Комроты пригляделся и стянул фуражку с замотанной бинтом головы:
— Извиняюсь. Не усмотрел.
— Чего уж там, — пробормотал подпоручик. — С виду вам, господин-товарищ ротный, вообще абсолютно начисто революционный мозг вышибло.
— Так у меня сознательность вот где, — комроты стукнул себя по обтертой кожаной груди. — И без башки спокойно обойдусь, — он достал из-за пазухи флягу. — Вот, помяните покойника. Без отравы — слово даю.
— Да уж верю отчего-то, — пробормотал подпоручик, принимая флягу.
Комроты с трудом заставил себя встать:
— Насчет кусков царских-имперских — извиняйте. Не срастутся. Не будет империи, и не мечтайте. Советская жизнь пойдет. Честная и справедливая. А вы, там, на юге, уж как хотите. Созреет и у вас пролетариат, общество осознает, да и сами вы в рассудок придете.

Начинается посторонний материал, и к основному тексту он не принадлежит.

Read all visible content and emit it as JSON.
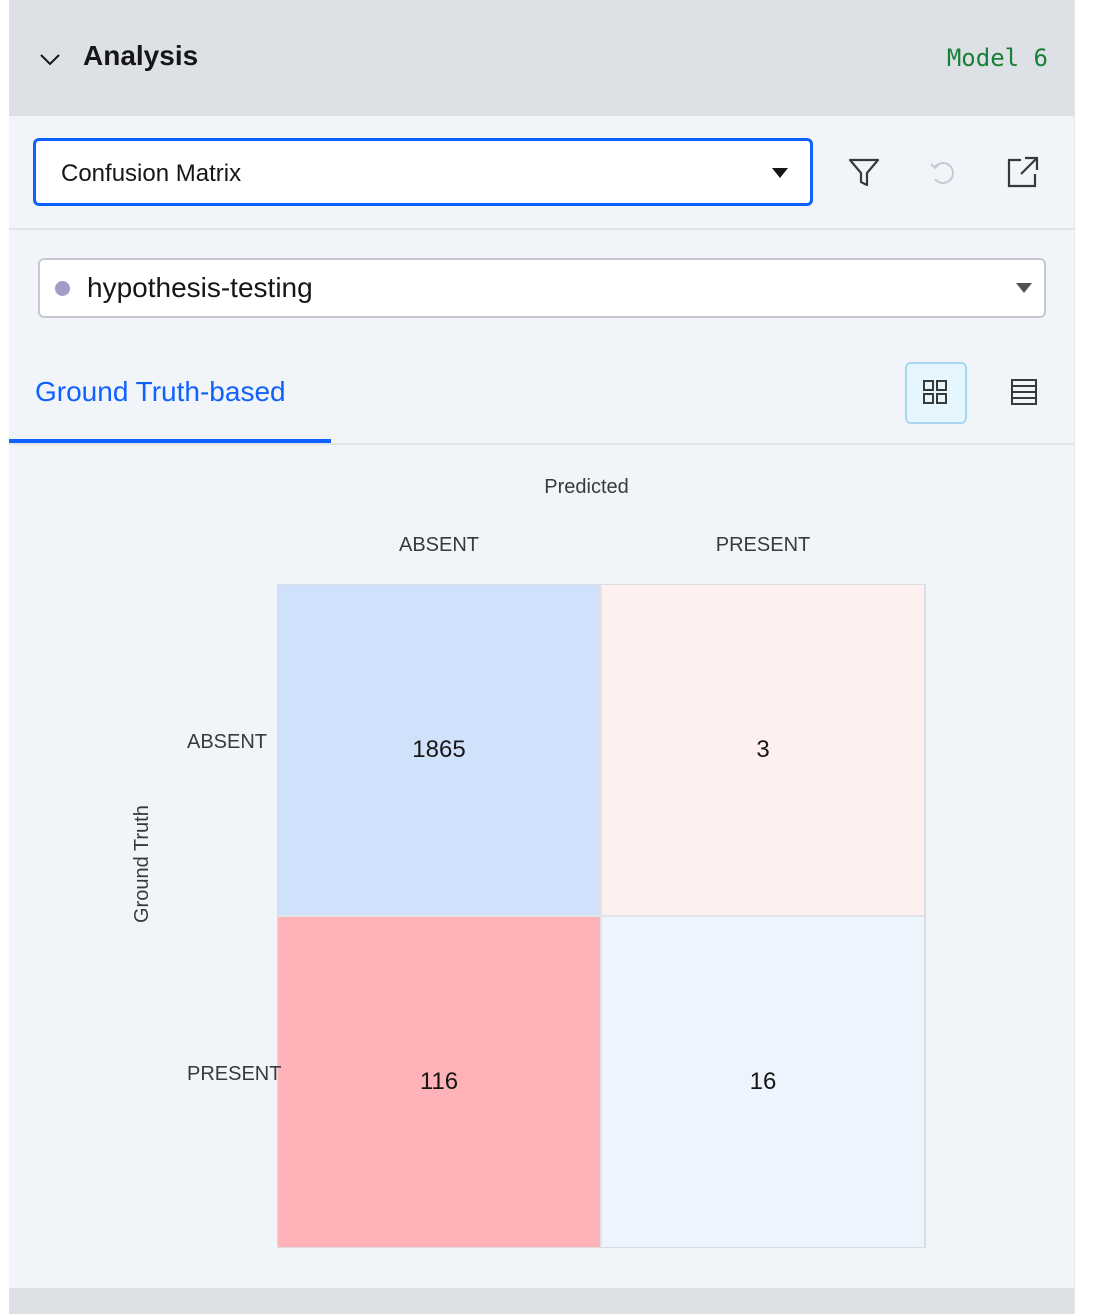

— Всенепременно, — подпоручик усмехнулся. — Только ваша революция годика через три естественным путем загнется. Вот помянете мое слово.
— Устоим, — буркнул комроты. — Главное, учить нас не лезьте. Снова обожжетесь.
Польская оборона Варшавы рухнет через сутки. 4-я, 12-я армии и 1-й Конный корпус ворвутся в город с севера. Дивизии экспедиционного корпуса Добрармии сломят сопротивление поляков у восточных пригородов. Бои в городе затянутся на двое суток.
И три года понадобится войскам экспедиционного корпуса Южной России и Особой Интернациональной армии РСФСР, чтобы навести порядок в зонах влияния, покончить с этническими столкновениями и националистическим подпольем. Вектор «кальки» начнет медленно выпрямляться. Лишь в 1931 году будет создано единое Польское государство. Государство-буфер, предполье, между двумя Россиями и затаившейся Германией.